Bollas faz uma aposta num inconsciente receptivo (que seria paralelo ao inconsciente recalcado), capaz de recepção, concepção e elaboração de novos repertórios simbólicos. E afirma que, como nele há traços e aspectos de nossas experiências não foram apagados, mas permanecem em nosso psiquismo como traços de memória, eles podem ser “redespertados”, “redescobertos” a partir de novas situações, novas experiências que possuam intensidade suficiente para reativá-los. Muitas vezes é uma cor, um cheiro, uma música, que nos convocam a emoções mais intensas e promovem em nós a possibilidade de ressignificar uma experiência esquecida, reorganizá-la em novas roupagens ou até mesmo criar algo novo. Nesse sentido, podemos dizer que o Inconsciente tem potencial criativo. Ele “permite” a uma pessoa pensar, fantasiar, deslocar, condensar, figurar, ressignificar, reorganizar, elabora, criar...


Quando estamos vivendo uma experiência criativa, nem sempre sabemos dizer o que foi que nos convocou num primeiro momento, para determinada produção/criação. Alguns apostariam em uma técnica, uma metodologia... Bollas aposta em seu conceito traduzido para o português como “gênera psíquica”. Ela consiste numa disposição psíquica (que faz contraponto ao trauma) que implica em desenvolvimento e expansão do psiquismo. A gênera psíquica promove redes de receptividade, ligação e abertura a novos investimentos libidinais. E funcionam como pontos nodais para onde estes investimentos convergem e/ou de onde eles partem. Implicam em uma espécie de mergulho em experiências psíquicas e emocionais que interagem entre si e se encaminham para um novo modo de compreensão.

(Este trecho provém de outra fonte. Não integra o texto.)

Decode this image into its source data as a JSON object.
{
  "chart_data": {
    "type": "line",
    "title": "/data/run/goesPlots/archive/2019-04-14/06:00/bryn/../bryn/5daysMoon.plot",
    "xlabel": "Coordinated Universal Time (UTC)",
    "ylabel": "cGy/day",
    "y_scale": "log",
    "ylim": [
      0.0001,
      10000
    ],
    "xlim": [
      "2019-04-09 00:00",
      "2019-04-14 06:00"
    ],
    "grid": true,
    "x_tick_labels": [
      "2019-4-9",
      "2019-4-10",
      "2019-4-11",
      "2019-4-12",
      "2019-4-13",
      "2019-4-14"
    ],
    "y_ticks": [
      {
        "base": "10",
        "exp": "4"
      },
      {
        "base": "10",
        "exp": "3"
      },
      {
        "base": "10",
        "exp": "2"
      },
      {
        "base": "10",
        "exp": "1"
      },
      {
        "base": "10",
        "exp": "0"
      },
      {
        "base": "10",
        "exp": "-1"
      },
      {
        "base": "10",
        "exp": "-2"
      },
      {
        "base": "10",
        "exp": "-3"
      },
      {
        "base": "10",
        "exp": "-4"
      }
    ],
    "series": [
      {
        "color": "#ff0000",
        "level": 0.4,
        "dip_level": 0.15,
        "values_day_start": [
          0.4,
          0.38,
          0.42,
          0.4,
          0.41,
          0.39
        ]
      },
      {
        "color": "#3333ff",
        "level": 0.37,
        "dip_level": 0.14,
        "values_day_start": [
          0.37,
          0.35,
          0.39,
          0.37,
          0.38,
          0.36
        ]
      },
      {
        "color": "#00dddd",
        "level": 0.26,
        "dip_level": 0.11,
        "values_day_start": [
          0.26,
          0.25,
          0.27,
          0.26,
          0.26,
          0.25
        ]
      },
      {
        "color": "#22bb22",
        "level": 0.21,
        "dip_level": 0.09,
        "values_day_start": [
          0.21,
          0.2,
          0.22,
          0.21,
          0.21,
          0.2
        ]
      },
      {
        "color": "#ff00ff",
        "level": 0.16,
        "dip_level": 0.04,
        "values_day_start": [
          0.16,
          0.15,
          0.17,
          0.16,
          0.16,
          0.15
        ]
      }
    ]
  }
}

Esse mergulho diz respeito a uma experiência intensa de emoções ou eventos comoventes, que podem nos despertar tanto a partir de um evento externo (como um encontro com uma pessoa; a maneira como somos tocados pela leitura de um livro; uma caminhada extenuante mas produtiva, uma música que nos mobiliza algo, a experiência estética com um oba de arte...), como a partir de um evento interno (a rememoração de uma lembrança; o surgimento de um desejo ‘inesperado’; o aparecimento de uma ideia ‘misteriosa’). São estados mentais que surgem das mais variadas situações da vida cotidiana e promovem o encontro entre nossos interesses internos (e muitas vezes inconscientes) e os externos.



Dessa forma, o processo de criação se materializa do encontro de nossa vida psíquica (de nossas histórias e experiências, de toda uma rede interna que compõe nossos interesses e investimentos), com objetos do mundo real/formal que nos possibilitem transformar nossas experiências emocionais subjetivas. Quando um aspecto de nosso psiquismo (percepção, desejo, ideia, pensamento, lembrança...) encontra no mundo externo um objeto que pode representar nossa vivência interna e ser estruturado como uma produção individual, isso nos permite um novo modo de entender as coisas, de nos relacionar conosco, com o mundo e com as pessoas ao nosso redor, de maneira mais espontânea e criativa.


É dessa capacidade e possibilidade de expansão e enriquecimento que a criatividade se torna, então, promotora e geradora. “Onde não há criatividade, cresce o deserto” (F. Nietzsche).